If $f$ is of bounded variation on $[a,b]$ then $\int_a^b |f'| \leq T_{a}^{b}(f)$ [duplicate]

I am trying to prove the following statement:

If $f$ is of bounded variation on $[a,b]$, then $\int_a^b |f'|dm \leq T_{a}^{b}(f)$

I am able to show this for $f'$ but not for $|f'|$ using the fact that $f$ can be written as the difference of two monotonically non-decreasing functions $h,g$:

$\int_a^b f' \leq \int_a^b g'-h' \leq g(b)-g(a)+h(a)-h(b) \leq |g(b)-g(a)+h(a)-h(b)|$

and since the latter is, by definition, the total variation of $f$ on the 'trivial' partition that consists only of the interval: $[a,b] $, then the supremum over all partitions must be larger, and so we obtain:

$\int_a^b f' \leq T_a^b(f)$

I cannot seem to extend this to $|f'|$. I tried using triangle-inequalities, but unless I am missing something, they're not very helpful here.

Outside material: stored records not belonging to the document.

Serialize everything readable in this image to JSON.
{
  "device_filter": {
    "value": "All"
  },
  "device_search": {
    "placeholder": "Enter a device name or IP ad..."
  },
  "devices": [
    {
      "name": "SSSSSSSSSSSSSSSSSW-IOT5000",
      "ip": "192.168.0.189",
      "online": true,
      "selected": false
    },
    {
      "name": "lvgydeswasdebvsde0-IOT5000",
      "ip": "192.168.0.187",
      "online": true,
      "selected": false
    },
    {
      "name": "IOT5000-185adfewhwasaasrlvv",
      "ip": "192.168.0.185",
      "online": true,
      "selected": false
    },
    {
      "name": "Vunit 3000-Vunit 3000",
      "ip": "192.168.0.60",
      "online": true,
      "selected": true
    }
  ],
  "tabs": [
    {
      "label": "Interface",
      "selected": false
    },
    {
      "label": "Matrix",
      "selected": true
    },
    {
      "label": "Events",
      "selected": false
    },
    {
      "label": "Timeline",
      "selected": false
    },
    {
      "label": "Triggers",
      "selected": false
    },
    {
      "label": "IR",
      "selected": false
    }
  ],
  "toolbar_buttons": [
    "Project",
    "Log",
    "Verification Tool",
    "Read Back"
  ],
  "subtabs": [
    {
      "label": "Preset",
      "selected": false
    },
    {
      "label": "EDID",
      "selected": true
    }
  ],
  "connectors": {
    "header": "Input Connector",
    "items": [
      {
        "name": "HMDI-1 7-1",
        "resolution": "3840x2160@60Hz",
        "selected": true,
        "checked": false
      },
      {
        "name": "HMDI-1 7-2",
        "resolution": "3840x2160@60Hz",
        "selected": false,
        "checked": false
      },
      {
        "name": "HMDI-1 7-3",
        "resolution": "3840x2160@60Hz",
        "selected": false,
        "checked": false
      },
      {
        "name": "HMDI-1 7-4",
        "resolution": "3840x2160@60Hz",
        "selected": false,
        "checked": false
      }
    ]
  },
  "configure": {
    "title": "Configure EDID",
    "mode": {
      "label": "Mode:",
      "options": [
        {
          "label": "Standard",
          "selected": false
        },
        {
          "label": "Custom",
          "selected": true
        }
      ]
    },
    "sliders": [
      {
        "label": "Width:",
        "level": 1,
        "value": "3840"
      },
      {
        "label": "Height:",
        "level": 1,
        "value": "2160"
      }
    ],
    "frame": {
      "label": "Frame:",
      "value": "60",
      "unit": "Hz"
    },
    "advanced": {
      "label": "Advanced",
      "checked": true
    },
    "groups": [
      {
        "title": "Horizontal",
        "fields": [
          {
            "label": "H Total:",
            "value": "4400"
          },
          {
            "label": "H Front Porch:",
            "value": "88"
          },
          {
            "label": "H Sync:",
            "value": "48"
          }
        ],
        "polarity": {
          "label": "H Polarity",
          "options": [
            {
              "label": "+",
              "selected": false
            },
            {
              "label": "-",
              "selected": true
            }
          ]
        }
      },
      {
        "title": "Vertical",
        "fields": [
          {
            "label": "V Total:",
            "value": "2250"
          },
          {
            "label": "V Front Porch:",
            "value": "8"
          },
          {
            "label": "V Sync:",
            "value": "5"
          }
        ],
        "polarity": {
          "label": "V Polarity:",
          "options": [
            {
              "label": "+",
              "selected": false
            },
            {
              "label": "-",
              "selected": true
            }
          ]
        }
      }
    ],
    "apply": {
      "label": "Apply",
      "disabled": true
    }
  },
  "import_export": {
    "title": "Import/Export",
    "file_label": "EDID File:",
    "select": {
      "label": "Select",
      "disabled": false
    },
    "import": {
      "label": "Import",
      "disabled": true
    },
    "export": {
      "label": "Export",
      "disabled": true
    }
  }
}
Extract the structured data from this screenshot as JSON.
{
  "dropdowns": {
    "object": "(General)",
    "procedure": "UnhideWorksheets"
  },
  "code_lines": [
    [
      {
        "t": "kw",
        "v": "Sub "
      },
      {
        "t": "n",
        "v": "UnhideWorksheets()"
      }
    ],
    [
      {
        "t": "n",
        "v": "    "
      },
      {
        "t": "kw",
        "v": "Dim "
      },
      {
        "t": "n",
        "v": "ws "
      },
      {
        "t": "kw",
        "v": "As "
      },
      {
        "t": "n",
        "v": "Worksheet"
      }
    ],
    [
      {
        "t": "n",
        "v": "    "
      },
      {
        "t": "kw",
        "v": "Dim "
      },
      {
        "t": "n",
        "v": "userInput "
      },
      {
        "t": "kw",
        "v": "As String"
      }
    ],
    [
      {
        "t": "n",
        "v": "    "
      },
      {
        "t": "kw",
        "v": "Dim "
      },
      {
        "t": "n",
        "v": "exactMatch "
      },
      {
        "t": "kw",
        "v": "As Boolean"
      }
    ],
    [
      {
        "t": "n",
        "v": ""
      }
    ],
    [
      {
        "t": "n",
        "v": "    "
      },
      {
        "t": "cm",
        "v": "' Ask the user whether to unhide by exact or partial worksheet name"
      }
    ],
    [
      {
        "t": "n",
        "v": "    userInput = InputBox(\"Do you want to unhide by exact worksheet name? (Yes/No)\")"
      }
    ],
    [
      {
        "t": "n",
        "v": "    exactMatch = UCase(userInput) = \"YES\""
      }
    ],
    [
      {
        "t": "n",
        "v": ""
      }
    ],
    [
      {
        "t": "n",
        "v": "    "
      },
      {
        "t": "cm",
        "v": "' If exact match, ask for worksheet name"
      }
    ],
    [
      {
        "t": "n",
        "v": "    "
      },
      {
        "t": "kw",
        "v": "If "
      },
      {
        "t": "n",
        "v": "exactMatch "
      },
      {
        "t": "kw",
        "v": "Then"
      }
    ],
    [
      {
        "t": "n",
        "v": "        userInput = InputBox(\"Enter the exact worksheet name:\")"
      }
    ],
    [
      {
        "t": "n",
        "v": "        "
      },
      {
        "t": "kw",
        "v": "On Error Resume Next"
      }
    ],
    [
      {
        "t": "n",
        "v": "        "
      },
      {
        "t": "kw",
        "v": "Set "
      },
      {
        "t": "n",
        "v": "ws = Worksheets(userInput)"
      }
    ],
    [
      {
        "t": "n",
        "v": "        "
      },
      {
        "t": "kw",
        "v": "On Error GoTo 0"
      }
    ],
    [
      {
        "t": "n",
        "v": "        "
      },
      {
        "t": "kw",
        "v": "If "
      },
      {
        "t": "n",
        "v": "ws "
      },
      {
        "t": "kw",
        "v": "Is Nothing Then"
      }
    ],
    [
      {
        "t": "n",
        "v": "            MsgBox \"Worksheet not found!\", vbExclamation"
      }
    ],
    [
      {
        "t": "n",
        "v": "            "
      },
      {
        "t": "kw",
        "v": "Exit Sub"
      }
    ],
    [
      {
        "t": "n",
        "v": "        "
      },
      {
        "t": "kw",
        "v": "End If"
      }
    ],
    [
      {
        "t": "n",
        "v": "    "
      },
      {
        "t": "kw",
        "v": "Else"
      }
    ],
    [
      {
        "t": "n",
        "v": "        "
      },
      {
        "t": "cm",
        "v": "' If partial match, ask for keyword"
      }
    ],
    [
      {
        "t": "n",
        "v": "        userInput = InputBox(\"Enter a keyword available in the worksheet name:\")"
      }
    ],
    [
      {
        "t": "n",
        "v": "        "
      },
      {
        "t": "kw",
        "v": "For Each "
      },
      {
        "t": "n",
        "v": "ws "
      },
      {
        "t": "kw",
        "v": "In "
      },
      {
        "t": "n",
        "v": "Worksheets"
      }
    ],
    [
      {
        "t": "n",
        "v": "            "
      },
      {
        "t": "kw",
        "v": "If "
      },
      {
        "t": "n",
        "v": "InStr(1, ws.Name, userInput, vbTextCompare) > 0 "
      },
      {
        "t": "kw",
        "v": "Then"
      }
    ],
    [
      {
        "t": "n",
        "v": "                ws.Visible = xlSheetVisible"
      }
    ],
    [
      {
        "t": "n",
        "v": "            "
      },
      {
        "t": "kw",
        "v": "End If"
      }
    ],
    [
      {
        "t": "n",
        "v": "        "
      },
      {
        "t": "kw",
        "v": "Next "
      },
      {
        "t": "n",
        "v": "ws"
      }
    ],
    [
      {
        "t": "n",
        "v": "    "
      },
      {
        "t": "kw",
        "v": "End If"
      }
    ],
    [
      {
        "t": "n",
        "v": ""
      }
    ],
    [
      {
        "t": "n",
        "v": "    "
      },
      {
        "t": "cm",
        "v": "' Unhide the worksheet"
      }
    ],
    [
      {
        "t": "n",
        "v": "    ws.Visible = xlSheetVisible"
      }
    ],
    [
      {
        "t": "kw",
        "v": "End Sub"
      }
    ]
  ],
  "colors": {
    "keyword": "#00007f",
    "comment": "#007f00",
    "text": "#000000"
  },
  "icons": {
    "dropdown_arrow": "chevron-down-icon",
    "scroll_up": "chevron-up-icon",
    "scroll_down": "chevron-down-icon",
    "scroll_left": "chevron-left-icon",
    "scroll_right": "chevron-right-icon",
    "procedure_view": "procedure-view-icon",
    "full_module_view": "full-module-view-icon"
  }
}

I saw an attempt to solve this using the following claim: $T_a^b(f) = T_a^b(g)+T_a^b(h)$ but it seems incorrect since I found a counter example to this: $f(x)=-x, g(x)=x, h(x)=2x$ on $[0,1]$.

Any guidance here would be much appreciated!

Setting $g=f^+$, $h=f^-$ we do get that:

$T_a^b(f) = T_a^b(g)+T_a^b(h)$

and therefore:

$\int_a^b |f'|dm \leq \int_a^bg' + \int_a^b h' \leq T_a^b(g)+T_a^b(h)=T_a^b(f)$

Thanks to Kavi Rama Murthy for the useful comment.